My latest book takes a new direction. It came about when, perhaps symbolically, I was selling a vintage stove. The woman who came to buy it told me she brought over greyhounds from Ireland who needed homes. We became friends and eventually, she and my husband convinced me to adopt an Irish sight hound named Lily for my animal-loving oldest son. Through Lily, I met Marion Fitzgibbon in Ireland and many animal rescue people around the world. For the most part, I thought they were out of their minds. And yet, I was fascinated by their passion and sense of justice for those who cannot speak for themselves. The world is radically changing its views of animals. Who were these people who were leading the way?

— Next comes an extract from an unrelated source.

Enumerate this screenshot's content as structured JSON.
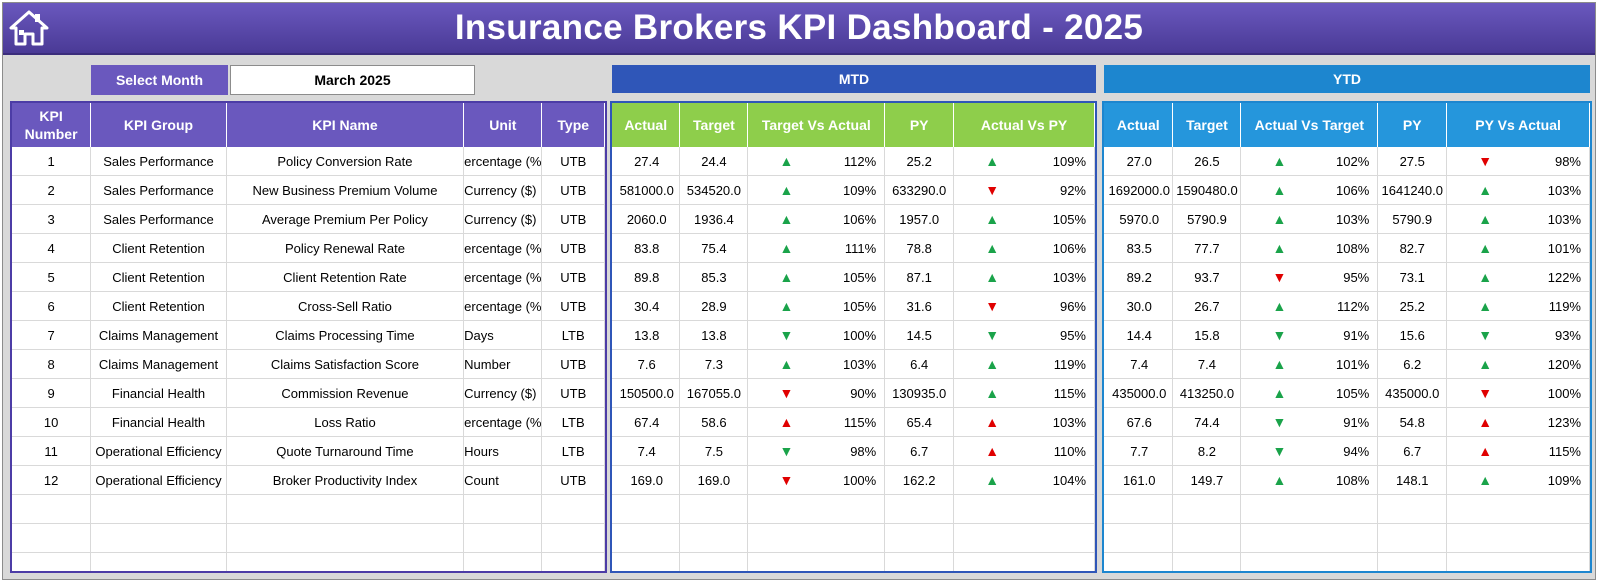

The Dogs of Avalon: The Race To Save Animals in Peril, will be published by W.W. Norton, August 22, 2017. Kirkus has called it “an engrossing account of greyhounds, their owners, and their champions.” The Bark has said it “merits high praise and appreciation.” Library Journal writes that “Schenone’s lovely prose captivates” and “. . . in Fitzgibbon, readers have a true animal champion.” The book has received blurbs from scientists and writers Marc Bekoff, Greogory Bern, Frans De Waal, Christina Baker Kline, Jeffrey Moussaieff Masson, and Dale Russakoff.
I live with my family in New Jersey, where I love to read, grow vegetables in my front yard, walk Lily, and spend time with my family and friends.